在0.8.2.2版本如下 kafka_2.10-0.8.2.2-sources.jar!/kafka/tools/ConsumerOffsetChecker.scala

object ConsumerOffsetChecker extends Logging {

  private val consumerMap: mutable.Map[Int, Option[SimpleConsumer]] = mutable.Map()
  private val offsetMap: mutable.Map[TopicAndPartition, Long] = mutable.Map()
  private var topicPidMap: immutable.Map[String, Seq[Int]] = immutable.Map()
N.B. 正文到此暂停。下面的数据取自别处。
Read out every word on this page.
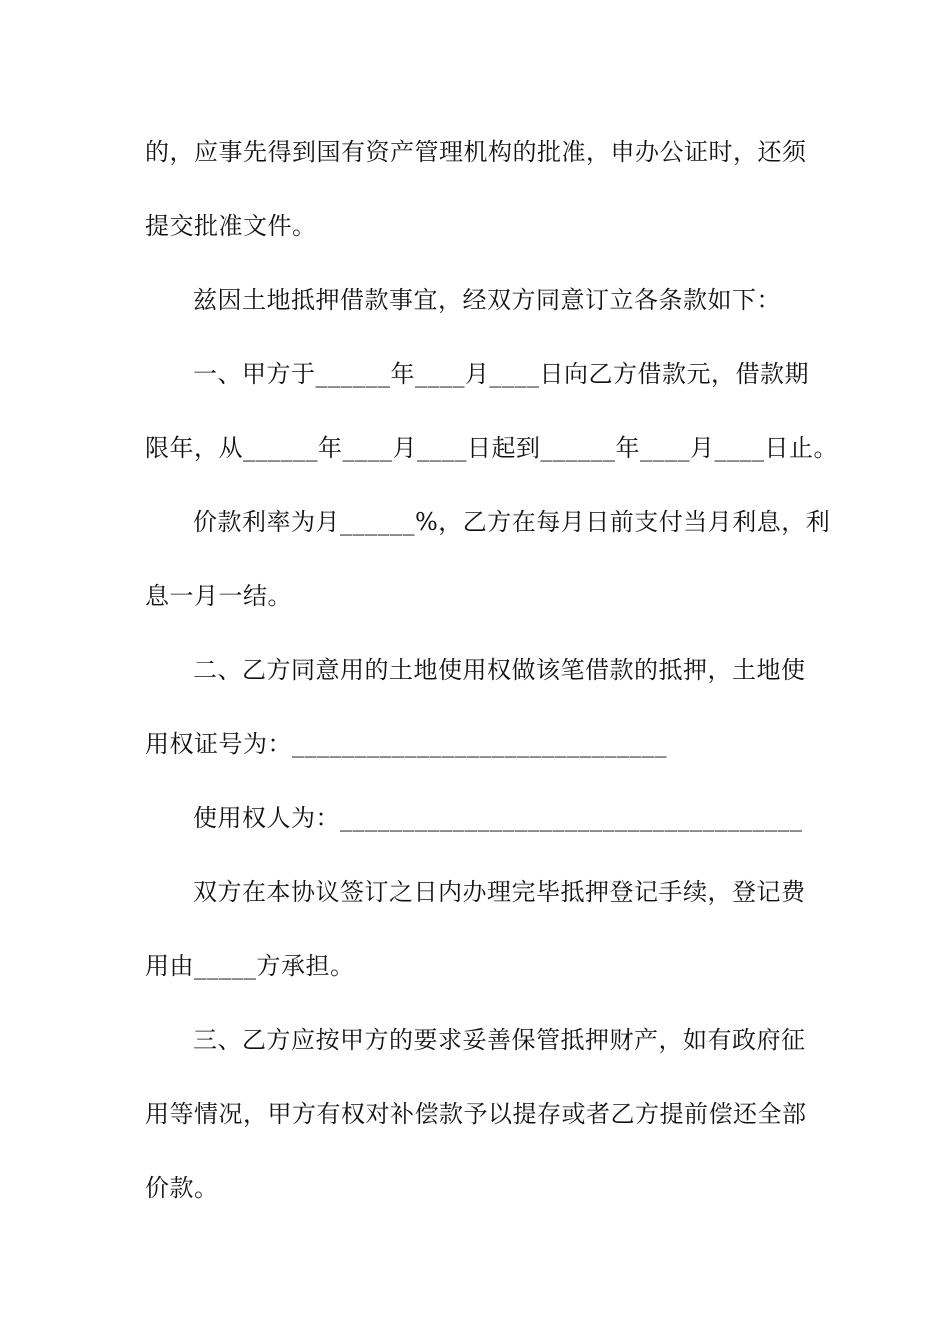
的，应事先得到国有资产管理机构的批准，申办公证时，还须
提交批准文件。
兹因土地抵押借款事宜，经双方同意订立各条款如下：
一、甲方于______年____月____日向乙方借款元，借款期
限年，从______年____月____日起到______年____月____日止。
价款利率为月______%，乙方在每月日前支付当月利息，利
息一月一结。
二、乙方同意用的土地使用权做该笔借款的抵押，土地使
用权证号为：______________________________
使用权人为：_____________________________________
双方在本协议签订之日内办理完毕抵押登记手续，登记费
用由_____方承担。
三、乙方应按甲方的要求妥善保管抵押财产，如有政府征
用等情况，甲方有权对补偿款予以提存或者乙方提前偿还全部
价款。
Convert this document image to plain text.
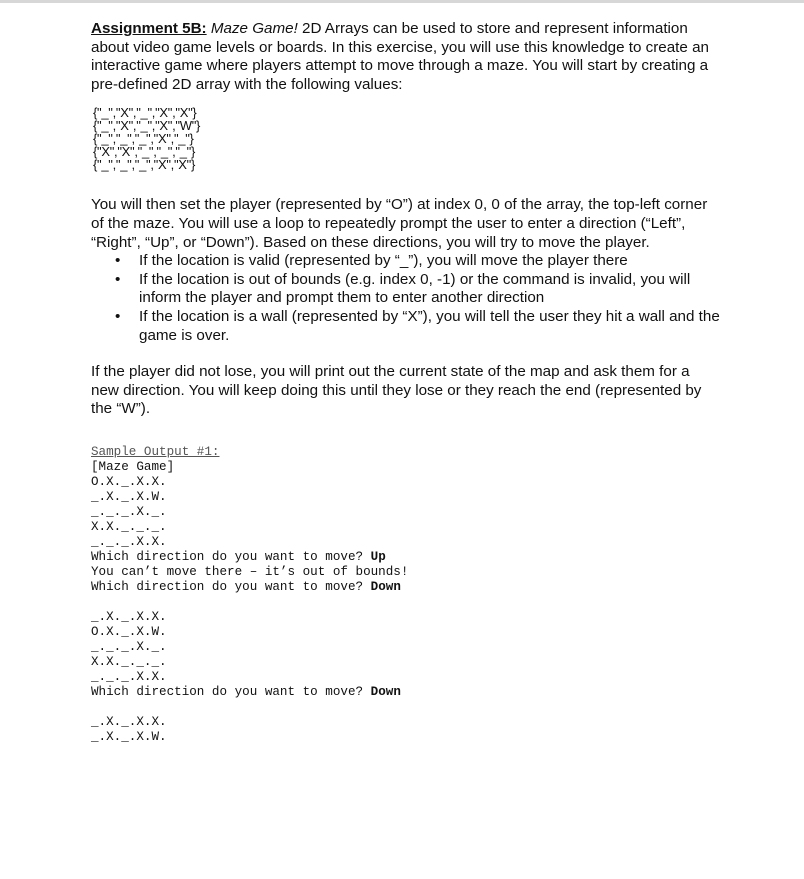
Assignment 5B: Maze Game! 2D Arrays can be used to store and represent information about video game levels or boards. In this exercise, you will use this knowledge to create an interactive game where players attempt to move through a maze. You will start by creating a pre-defined 2D array with the following values:

{"_","X","_","X","X"}
{"_","X","_","X","W"}
{"_","_","_","X","_"}
{"X","X","_","_","_"}
{"_","_","_","X","X"}

You will then set the player (represented by “O”) at index 0, 0 of the array, the top-left corner of the maze. You will use a loop to repeatedly prompt the user to enter a direction (“Left”, “Right”, “Up”, or “Down”). Based on these directions, you will try to move the player.

• If the location is valid (represented by “_”), you will move the player there
• If the location is out of bounds (e.g. index 0, -1) or the command is invalid, you will inform the player and prompt them to enter another direction
• If the location is a wall (represented by “X”), you will tell the user they hit a wall and the game is over.

If the player did not lose, you will print out the current state of the map and ask them for a new direction. You will keep doing this until they lose or they reach the end (represented by the “W”).

Sample Output #1:
[Maze Game]
O.X._.X.X.
_.X._.X.W.
_._._.X._.
X.X._._._.
_._._.X.X.
Which direction do you want to move? Up
You can’t move there – it’s out of bounds!
Which direction do you want to move? Down
_.X._.X.X.
O.X._.X.W.
_._._.X._.
X.X._._._.
_._._.X.X.
Which direction do you want to move? Down
_.X._.X.X.
_.X._.X.W.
  private def getConsumer(zkClient: ZkClient, bid: Int): Option[SimpleConsumer] = {
    //...
  }

  private def processPartition(zkClient: ZkClient,
                               group: String, topic: String, pid: Int) {
    //...
  }

  private def processTopic(zkClient: ZkClient, group: String, topic: String) {
    topicPidMap.get(topic) match {
      case Some(pids) =>
        pids.sorted.foreach {
          pid => processPartition(zkClient, group, topic, pid)
        }
      case None => // ignore
    }
  }

  private def printBrokerInfo() {
    println("BROKER INFO")
    for ((bid, consumerOpt) <- consumerMap)
      consumerOpt match {
        case Some(consumer) =>
          println("%s -> %s:%d".format(bid, consumer.host, consumer.port))
        case None => // ignore
      }
  }

  def main(args: Array[String]) {
    //...
    try {
      zkClient = new ZkClient(zkConnect, 30000, 30000, ZKStringSerializer)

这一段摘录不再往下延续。